Not every "good" person has only "good" qualities. We are human. We have flaws, failures, indescretions.

So it brings me to the point of this blog. Who set me up as judge and jury on the lives of people? Jesus said so many times "Don't judge. It's not your job." And yet how often I find myself doing it. Judging people is not loving people. Only God is supposed to judge.

I remember a kid growing up and he had such a temper and a bad reputation. I thought, "What a bad kid!" No... he was a kid trying to make it in the world the best he knew how. I don't know where he is now. Hee was a kid who needed love.

Some people seem hard to love but maybe that's the challenge.

Then I think of Victor. A hard life... a hard hand dealt. I wish he would have won with that hand. I wish I could have been better with him rather than judge him. I wonder if we'd have remained good friends no matter where in the world we would find ourselves after all these years? I'd have loved to celebrate with him becoming a grandfather. I would have loved to have good long talks...encourage one another on our respective journeys.

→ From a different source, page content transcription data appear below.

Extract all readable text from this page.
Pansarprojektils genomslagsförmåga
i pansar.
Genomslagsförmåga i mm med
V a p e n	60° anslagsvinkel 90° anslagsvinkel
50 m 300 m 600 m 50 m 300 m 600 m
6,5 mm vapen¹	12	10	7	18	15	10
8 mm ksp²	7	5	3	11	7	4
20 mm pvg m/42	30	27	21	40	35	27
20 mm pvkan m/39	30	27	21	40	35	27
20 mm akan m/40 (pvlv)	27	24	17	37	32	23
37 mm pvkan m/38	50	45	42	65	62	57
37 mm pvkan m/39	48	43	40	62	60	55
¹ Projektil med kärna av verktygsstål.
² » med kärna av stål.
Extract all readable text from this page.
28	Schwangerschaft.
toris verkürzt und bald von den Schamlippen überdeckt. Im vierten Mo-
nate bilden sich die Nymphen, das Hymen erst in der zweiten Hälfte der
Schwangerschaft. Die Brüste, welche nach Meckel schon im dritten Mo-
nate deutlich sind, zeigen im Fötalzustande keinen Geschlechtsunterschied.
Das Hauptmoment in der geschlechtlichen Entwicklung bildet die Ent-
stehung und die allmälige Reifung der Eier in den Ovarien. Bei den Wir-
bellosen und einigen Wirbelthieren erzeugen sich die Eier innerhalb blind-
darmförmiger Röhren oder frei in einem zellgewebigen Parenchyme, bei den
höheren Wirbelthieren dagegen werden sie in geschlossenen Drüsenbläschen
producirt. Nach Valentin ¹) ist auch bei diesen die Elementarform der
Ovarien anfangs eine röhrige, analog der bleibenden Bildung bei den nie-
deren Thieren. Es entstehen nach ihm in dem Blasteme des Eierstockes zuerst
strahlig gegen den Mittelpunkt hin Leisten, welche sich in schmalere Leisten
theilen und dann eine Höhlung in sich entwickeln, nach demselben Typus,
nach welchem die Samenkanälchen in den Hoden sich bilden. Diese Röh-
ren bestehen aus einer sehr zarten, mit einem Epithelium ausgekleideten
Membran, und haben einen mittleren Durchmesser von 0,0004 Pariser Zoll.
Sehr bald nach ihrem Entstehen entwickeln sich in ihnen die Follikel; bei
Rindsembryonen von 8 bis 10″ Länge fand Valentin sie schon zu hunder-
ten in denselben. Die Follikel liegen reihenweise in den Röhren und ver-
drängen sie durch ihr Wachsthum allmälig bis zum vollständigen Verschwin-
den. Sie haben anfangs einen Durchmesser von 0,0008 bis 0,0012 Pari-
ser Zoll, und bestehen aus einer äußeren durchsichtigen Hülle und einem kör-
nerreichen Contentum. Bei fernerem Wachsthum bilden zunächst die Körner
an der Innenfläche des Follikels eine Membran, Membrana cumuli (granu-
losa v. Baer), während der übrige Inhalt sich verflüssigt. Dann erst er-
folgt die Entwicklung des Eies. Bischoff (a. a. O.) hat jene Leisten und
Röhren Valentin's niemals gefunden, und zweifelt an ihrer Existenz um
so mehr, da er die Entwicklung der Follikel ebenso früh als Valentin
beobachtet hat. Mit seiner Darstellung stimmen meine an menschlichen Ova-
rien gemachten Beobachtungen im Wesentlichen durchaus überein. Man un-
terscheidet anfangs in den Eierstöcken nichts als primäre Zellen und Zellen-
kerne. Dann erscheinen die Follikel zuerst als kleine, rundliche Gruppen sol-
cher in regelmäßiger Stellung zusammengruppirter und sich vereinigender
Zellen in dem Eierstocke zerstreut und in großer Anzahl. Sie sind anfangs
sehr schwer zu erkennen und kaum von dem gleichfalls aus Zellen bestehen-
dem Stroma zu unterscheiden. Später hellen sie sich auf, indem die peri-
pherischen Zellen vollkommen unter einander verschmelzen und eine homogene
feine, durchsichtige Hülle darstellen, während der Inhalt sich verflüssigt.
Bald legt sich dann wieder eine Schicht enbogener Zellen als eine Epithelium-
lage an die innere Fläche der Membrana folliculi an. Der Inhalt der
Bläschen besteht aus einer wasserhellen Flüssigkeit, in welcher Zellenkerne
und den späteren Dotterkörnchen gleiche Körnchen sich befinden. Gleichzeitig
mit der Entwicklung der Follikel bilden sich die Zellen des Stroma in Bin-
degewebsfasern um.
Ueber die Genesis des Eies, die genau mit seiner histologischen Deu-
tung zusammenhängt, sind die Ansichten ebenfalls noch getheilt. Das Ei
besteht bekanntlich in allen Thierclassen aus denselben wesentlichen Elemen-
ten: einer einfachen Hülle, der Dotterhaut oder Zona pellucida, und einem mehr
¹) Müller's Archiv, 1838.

So I think I best lay down the gavel, take off the pious judge's robe and just be what a true normal person should be.... gracious, full of mercy, love, compassion, a big heart full of rooms for everyone. It's time I extend beyond mysel, lay aside all those presumptions, perceptions, and lies and really desire truth. Seek Truth. Search for it. Go after it like a lover.

Tuesday, July 5, 2011

What I Would Do.... the Journey from Pain to Growth

I hate to see people in pain. I hate to see those I love with all my heart end up having a broken heart themselves. If I could I would protect them from having to experience such feelings.

As good as my intentions may be: there's nothing I can do.

It's a helpless feeling actually.

I'd fight, scream, cry... anything if it would mean that those I love were safe from being hurt.

Sometimes it is through pain that growth happens. If I protect those I love from pain then maybe they won't learn the lessons they need.

Do I wish someone would have protected me? Yes and no. I don't enjoy being broken hearted. I don't enjoy pain.

BUT

I have learned so much in my 35 years....sometimes through the hardships of life. I can't discredit the school of hard knocks, broken hearts and the freedom of souls.

It's hard to stand back and watch. But it's something that I need to do. I need to pray and trust that the same God who brought me through will bring through the ones I love.

Some of you are about to embark a journey that is something you never thought you'd walk but I know you will make it.